How many more must die? In Senate showdown, Democrats demand withdrawal date

WASHINGTON — Democrats kept the U.S. Senate in session all night, July 17-18, seeking to stop Republican efforts to block a vote on pulling U.S. troops out of Iraq within 120 days.

At 11 a.m. July 18, bleary-eyed senators voted 52-47 in favor of ending the GOP filibuster of an amendment by Sens. Carl Levin (D-Mich.) and Jack Reed (D-R.I.) that would start withdrawing troops within 120 days and finish by April 30. Four Republicans voted with the Democrats. But the vote was eight votes shy of the 60 needed to cut off debate and bring the measure to a vote.

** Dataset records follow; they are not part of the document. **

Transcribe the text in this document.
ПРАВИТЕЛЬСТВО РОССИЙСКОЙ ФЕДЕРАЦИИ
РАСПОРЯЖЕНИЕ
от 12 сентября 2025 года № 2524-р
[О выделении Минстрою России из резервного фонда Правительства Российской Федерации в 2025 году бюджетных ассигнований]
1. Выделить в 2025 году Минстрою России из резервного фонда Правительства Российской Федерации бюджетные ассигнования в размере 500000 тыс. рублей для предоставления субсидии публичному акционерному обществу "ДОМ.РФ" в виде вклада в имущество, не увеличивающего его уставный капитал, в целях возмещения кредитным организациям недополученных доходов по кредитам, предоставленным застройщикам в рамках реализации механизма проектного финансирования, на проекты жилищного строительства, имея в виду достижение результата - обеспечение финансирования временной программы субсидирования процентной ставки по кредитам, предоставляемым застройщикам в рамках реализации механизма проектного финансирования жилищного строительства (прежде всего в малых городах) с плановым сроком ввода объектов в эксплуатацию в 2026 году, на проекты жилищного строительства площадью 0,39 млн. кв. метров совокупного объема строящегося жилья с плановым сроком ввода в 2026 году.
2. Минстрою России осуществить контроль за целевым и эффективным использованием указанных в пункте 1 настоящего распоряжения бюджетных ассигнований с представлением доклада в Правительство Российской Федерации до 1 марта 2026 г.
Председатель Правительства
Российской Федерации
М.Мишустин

Even though GOP leaders succeeded in scuttling the measure, the all-night debate showed that Democratic leaders in Congress are turning to more militant tactics to expose the Republican right and end the war.

More than 1,000 antiwar protesters stood in a candlelight vigil in Upper Senate Park to support the Democratic initiative. Speakers, including the congressional leadership, made clear that the struggle for a bipartisan majority to end the war will continue.

Brad Woodhouse, an organizer for Americans Against Escalation in Iraq, declared, “We are here to put the Republicans and President Bush on notice. It is time to stop obstructing an end to the war. It is time to put the troops ahead of a discredited and disgraced President Bush.”

Gold Star Mother Tracie Miller of Maryland told the throng, “We’ve been hurting since Nov. 14, 2004, when our son Marine Corporal Mitchell Koski died in Fallujah. How do you explain it to more than 3,600 families and the families of tens of thousands of Iraqis who have died? We need to bring the troops home.”

Retired Marine Lt. Col Andrew Horne, who served in both Iraq wars, drew cheers as he said, “We took an oath to defend our nation. … It doesn’t say anything about fealty to George W. Bush and the Republican Party. A lot of us worked for change in the elections last November. Could you have more of a mandate for government of, by and for the people than that election?”

Woodhouse told the World that 150 vigils were organized across the country to protest the GOP obstructionists. “It’s part of our Iraq Summer project that targets 30 congressional districts and nine Republican senators,” he said. “We are going to have to keep chipping away until we have the votes to end the war.”

A delegation of 30 or more Democratic lawmakers, led by Senate Majority Leader Harry Reid (D-Nev.) and House Speaker Nancy Pelosi (D-Calif.), walked from the Capitol to thank the vigilers. “We know this debate won’t be enough to end the war in Iraq,” Reid said. Although several Republican senators have complained about the war, “too few are willing to vote the right way,” he said. “There are too many who support the president rather than the troops.”

Responding to a handful of hecklers who shouted that Democrats were as guilty as Republicans, Pelosi asked, “Are we united on speaking out against Republican obstruction on the floor of the United States Senate?” The crowd roared “Yes!” Pelosi added, “If we are unified, we will be successful.”

Rep. John Lewis (D-Ga.) said, “Every day, every week, more soldiers die. Their blood is on our hands. How many more must die? We must bring this war to an end.”

Pelosi introduced members of the Out of Iraq Caucus. Rep. Maxine Waters (D-Calif.), caucus co-chair, said, “We were the ones who knew from the beginning that this president was destroying democracy, knew from the beginning there were no weapons of mass destruction.” She added, “We’re here tonight to support these senators. We say: Stand up! Stand tall! Not another nickel, not another dime, not another soldier. Not this time.”

Iraq war veteran Abdul Henderson of Los Angeles, now on the staff of Rep. Diane Watson (D-Calif.), blasted President Bush, saying, “We have a president who says ‘bring ’em on,’ who has never served a day in combat.”

Henderson told the World, “I believe this is the beginning of the end of this war. As soon as I came back from Iraq, I became an outspoken opponent of this war. Now to see Congress following suit is very gratifying.”

As cots were set up in the ornate Senate cloakroom for the all-night session, Reid assailed the minority Republicans for blocking the troop withdrawal amendment. Reid won a roll-call vote to instruct the sergeant at arms to round up senators for the all-night stand.

About 12:30 a.m., with 15 Iraq vets listening in the Senate gallery, Sen. Tom Harkin (D-Iowa) read aloud letters from Iowa mothers pleading that their children come home. “Iraq is lapsing into a quagmire that more and more resembles Vietnam,” he said. Pointing at a sign propped beside his desk with the words, “Let us vote,” Harkin said, “That’s all we are asking. Give us an up or down vote.” Virtually all Republicans refused to do so.